Le plus inquiétant, c’est que même si ces dysfonctionnements critiques restent relativement rares, il ne s’agit pas d’une nouveauté. On se souvient par exemple du cas de l’astronaute italien Luca Parmitano, qui en a fait les frais dès 2013. Son casque avait commencé à se remplir d’eau, l’empêchant de voir, de respirer et de communiquer correctement. “Le liquide couvrait complètement mes yeux et mon nez. C’était très difficile de voir. Je n’entendais rien. C’était très difficile de communiquer. Je suis rentré en faisant le chemin inverse de mémoire, en revenant en arrière à tâtons jusqu’à ce que je trouve le sas”, relatait-il après l’incident.
Et malheureusement, ces problèmes techniques ont tendance à devenir de plus en plus fréquents depuis quelques années. En mars 2022, les partenaires de l’ISS avaient encore été forcés de suspendre toutes les sorties extravéhiculaires à cause d’un incident similaire avec le scaphandre de l’astronaute allemand Matthias Maurer.
Tous ces incidents montrent à quel point il devient urgent de remiser ces antiquités développées il y a une quarantaine d’années, et de passer à une nouvelle génération de combinaisons plus performantes et surtout plus fiables afin d’éviter une catastrophe.
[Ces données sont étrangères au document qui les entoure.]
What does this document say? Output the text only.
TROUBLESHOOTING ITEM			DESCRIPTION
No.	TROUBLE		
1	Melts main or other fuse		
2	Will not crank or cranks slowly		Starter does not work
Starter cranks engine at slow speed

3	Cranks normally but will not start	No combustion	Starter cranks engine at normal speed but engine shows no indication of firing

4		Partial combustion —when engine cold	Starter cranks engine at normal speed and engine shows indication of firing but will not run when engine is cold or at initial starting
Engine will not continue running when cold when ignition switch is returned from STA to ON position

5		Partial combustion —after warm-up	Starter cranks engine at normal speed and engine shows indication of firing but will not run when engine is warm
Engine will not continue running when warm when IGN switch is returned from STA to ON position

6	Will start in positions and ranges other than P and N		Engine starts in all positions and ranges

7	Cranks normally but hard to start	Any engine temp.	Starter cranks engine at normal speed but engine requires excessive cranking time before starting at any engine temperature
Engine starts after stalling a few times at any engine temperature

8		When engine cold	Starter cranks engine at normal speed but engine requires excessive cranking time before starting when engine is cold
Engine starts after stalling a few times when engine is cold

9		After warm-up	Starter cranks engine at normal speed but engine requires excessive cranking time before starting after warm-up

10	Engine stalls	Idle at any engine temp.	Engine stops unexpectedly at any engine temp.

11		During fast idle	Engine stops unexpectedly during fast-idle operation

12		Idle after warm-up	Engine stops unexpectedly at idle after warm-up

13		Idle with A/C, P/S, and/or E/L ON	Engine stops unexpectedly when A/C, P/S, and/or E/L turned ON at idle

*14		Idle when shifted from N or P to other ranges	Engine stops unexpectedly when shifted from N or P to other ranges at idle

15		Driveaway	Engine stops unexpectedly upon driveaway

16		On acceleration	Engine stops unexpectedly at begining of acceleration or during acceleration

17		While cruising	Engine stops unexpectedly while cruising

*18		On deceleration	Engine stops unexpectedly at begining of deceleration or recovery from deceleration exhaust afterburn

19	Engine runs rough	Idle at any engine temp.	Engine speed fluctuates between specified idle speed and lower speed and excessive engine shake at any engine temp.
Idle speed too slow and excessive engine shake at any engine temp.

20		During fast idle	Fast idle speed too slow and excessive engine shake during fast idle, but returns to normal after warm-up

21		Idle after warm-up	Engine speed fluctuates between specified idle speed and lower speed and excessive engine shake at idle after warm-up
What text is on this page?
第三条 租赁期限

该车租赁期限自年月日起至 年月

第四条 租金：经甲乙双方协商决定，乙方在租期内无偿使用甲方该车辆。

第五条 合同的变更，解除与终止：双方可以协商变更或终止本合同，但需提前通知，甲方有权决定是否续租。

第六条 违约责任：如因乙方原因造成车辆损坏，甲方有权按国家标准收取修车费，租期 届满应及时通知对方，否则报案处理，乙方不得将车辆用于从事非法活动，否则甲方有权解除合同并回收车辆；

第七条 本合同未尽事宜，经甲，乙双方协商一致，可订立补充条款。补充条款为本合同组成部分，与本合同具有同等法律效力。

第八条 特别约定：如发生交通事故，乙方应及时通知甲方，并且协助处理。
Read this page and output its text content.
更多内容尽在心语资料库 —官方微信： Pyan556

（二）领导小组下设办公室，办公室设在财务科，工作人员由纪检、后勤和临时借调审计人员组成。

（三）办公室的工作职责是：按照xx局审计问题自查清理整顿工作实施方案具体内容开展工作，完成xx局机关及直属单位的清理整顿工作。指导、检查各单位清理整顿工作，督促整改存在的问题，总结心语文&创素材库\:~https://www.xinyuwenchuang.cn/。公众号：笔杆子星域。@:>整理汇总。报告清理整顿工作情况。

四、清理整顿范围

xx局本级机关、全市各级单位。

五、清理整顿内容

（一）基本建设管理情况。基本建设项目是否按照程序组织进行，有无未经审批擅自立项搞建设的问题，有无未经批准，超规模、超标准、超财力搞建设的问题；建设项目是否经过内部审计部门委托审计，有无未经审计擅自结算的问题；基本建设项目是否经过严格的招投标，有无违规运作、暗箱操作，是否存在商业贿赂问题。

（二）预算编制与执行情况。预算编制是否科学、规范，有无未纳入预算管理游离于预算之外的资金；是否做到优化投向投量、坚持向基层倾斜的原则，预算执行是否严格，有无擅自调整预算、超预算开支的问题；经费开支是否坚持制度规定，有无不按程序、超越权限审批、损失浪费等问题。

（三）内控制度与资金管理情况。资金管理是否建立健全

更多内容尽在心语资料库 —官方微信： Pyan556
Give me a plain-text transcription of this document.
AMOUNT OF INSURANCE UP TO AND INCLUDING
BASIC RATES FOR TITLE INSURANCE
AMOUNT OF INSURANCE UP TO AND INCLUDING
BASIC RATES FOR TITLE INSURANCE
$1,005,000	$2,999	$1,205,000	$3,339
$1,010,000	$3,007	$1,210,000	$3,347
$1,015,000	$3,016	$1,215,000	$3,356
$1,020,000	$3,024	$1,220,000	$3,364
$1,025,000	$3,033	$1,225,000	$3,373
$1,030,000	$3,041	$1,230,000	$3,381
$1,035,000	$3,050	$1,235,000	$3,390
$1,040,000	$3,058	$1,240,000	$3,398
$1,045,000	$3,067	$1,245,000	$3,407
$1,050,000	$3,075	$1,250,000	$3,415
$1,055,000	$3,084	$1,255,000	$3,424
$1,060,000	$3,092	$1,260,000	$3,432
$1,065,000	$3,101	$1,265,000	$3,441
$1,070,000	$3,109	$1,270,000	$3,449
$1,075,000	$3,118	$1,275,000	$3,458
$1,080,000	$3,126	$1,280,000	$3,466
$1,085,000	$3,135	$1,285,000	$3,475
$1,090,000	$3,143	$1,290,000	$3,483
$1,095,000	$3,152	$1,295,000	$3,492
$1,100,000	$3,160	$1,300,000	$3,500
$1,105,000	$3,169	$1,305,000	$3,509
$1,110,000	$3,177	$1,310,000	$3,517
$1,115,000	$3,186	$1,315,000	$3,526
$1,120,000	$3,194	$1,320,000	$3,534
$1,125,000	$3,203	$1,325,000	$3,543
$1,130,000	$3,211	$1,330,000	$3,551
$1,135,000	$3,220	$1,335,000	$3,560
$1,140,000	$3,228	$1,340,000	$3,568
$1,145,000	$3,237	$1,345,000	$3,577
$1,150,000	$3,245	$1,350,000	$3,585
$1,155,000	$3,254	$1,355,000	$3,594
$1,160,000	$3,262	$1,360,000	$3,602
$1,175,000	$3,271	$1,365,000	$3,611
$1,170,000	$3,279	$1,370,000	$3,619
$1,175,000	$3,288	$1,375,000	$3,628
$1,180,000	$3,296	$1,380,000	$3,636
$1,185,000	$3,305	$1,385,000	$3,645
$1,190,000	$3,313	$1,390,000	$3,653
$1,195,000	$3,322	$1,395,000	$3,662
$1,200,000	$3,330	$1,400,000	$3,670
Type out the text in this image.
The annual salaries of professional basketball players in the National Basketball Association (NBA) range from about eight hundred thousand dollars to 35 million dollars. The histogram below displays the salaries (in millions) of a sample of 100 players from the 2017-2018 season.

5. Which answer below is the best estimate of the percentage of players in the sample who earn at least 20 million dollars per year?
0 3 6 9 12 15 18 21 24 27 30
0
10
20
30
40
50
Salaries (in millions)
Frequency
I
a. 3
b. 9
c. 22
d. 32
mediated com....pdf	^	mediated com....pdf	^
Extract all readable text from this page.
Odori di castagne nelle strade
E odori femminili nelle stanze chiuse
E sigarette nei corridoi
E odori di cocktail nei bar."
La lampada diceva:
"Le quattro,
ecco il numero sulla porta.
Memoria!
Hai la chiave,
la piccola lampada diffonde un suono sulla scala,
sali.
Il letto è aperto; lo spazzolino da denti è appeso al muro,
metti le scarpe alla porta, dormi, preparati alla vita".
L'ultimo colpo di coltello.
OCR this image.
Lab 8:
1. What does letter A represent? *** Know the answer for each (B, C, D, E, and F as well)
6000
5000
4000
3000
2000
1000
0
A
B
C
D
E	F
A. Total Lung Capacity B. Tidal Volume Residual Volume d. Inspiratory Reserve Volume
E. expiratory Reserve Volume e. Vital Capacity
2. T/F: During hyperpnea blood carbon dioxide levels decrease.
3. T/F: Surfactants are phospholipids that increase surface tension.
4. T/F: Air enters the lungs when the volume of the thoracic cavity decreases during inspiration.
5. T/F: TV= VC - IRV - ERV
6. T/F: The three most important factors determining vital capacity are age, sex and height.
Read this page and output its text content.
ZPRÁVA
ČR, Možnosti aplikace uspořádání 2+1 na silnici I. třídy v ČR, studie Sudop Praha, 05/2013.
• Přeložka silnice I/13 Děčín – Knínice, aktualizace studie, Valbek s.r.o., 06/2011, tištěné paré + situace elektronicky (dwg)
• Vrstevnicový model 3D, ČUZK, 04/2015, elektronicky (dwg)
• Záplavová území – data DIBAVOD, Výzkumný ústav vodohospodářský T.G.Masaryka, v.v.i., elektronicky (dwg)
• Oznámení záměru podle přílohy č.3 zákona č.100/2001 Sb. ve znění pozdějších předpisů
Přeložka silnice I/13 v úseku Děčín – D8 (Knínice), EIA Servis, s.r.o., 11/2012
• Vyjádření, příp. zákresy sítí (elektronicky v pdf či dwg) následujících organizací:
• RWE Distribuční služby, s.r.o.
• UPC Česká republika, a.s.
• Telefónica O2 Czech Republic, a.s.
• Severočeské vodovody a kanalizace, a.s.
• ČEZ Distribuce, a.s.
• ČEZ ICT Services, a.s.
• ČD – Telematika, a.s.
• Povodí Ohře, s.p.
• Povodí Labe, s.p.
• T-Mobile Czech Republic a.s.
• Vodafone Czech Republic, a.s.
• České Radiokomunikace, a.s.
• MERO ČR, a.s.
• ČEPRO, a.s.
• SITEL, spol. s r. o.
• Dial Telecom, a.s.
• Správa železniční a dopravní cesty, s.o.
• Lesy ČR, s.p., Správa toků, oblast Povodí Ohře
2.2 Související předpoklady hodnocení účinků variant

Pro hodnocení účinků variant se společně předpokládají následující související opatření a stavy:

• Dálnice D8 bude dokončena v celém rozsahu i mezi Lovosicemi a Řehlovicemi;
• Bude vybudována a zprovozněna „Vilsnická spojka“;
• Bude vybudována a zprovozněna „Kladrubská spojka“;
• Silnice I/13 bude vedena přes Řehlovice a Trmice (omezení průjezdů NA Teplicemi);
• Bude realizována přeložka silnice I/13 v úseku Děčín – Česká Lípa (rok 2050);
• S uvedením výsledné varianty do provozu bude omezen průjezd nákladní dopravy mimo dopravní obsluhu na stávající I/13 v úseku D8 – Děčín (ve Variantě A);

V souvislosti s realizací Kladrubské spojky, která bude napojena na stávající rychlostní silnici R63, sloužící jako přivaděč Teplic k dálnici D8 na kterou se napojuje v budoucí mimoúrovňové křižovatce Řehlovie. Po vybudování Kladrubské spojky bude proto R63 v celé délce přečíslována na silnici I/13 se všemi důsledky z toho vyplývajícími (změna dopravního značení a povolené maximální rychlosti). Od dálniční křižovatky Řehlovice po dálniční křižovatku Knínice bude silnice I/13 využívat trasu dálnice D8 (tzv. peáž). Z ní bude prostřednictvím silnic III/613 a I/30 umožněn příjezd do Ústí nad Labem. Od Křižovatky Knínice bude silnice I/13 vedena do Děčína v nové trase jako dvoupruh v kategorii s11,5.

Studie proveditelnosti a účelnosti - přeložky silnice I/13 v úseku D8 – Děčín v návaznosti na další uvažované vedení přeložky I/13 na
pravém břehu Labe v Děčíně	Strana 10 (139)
Malheureusement, le processus a pris un retard significatif suite au retrait de Collins Aerospace, la startup que la NASA avait désignée pour concevoir les nouvelles combinaisons destinées aux sorties extravéhiculaires (voir notre article). Il faudra donc espérer que les différents partenaires de l’ISS réussiront à relancer le processus dans les plus brefs délais, car en l’état actuel des choses, la probabilité d’un accident grave en orbite augmente de plus en plus chaque jour.